“It was fantasy role play. I’d have one minute before a session. They’d give you a piece of paper with the guy’s info. ‘O.K., he wants me to be like his angry mother. Got it. Boom.’ And, you’ve got two seconds to get in that mind-set.”

Ms. Fox added: “I went in there insecure and with low self-worth. I didn’t understand my value. I left with too much self-esteem. Nobody was going to ever cross me again.”

Sometimes a listener might wonder is Ms. Fox is exaggerating, especially when she is offering her story in quick summary, as she did earlier that day at Lucien, a bistro and longtime haunt of hers. Before she could take off her fur-lined leather coat, she was greeted by two of the three diners sitting inside the virtually empty restaurant.

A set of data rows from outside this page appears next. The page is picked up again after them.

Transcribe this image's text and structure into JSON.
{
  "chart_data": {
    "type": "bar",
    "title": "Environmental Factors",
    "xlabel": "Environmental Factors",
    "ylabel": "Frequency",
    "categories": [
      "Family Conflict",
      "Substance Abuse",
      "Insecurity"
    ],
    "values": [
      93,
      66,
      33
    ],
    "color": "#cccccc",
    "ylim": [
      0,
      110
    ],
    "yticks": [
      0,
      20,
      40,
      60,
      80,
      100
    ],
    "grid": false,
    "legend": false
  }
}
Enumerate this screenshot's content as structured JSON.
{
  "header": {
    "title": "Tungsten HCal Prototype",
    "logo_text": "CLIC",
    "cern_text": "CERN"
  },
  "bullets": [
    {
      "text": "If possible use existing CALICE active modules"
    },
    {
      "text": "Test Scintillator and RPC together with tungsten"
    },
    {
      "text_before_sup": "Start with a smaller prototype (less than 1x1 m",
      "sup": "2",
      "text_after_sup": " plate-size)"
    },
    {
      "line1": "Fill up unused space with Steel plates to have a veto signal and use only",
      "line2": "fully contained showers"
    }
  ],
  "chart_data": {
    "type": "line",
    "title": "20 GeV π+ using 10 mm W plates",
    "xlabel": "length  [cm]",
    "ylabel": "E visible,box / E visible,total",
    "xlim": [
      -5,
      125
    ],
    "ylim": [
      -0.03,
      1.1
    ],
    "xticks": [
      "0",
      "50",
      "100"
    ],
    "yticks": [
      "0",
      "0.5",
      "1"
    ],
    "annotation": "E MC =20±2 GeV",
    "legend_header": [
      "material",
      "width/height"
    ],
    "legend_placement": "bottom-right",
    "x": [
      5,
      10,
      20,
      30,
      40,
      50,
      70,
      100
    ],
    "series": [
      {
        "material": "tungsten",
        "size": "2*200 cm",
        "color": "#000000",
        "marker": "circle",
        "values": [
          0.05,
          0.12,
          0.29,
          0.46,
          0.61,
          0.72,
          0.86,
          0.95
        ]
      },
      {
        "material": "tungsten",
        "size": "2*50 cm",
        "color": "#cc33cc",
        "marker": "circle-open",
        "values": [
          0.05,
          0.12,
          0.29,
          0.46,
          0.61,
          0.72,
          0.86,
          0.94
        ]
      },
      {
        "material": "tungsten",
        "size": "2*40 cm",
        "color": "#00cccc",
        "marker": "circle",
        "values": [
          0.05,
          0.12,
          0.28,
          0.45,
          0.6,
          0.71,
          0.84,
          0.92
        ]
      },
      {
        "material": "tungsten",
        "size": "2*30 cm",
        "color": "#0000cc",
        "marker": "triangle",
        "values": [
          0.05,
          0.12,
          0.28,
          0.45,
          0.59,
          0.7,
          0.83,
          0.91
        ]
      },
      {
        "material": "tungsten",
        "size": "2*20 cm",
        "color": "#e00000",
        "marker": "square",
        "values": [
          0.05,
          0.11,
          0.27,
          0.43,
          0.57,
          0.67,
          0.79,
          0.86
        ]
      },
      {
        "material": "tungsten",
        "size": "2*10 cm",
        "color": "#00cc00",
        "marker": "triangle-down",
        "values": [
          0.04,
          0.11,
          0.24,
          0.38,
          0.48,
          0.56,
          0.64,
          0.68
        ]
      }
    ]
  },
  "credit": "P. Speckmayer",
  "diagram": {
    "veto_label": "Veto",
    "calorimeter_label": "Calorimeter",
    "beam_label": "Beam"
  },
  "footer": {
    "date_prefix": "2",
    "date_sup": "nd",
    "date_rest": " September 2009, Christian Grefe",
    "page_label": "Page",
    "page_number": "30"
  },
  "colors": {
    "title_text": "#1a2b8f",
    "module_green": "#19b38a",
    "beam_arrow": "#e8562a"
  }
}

“I’m not going to lie, I woke up at noon, and I was like, ‘I’m going to have to shower and plan an outfit.’ So, this is what you guys got,” Ms. Fox said, glancing down at her sheer silver top. She ordered cauliflower soup and, festively, oysters, It was her one-year anniversary of marriage to Peter Artemiev, who works in private aviation in Brighton Beach, and whom she met through Lucien’s proprietor, Zac Bahaj. “We actually both forgot because I got one of those alerts on my phone.” She said she manifested him, too. (“Like ticking off boxes on a checklist, he was everything I said I wanted.”) Two months later, they were married.

Ms. Fox wasn’t a lock for the role she had shaped. The addition of Mr. Sandler and the powerful producer Scott Rudin to the project meant that beyond manifesting her acting career, she’d also had to earn it with a screen test.

“Pretty much every single girl in New York auditioned for the role of Julia,” Ms. Fox said — around 200 by the Safdies’ count, and some very well-known. “And they all knew that it was my role. It was so awkward to run into these girls: ‘Hey, I think I just auditioned for this movie that’s based on you.’ They thought it was a movie about my life.”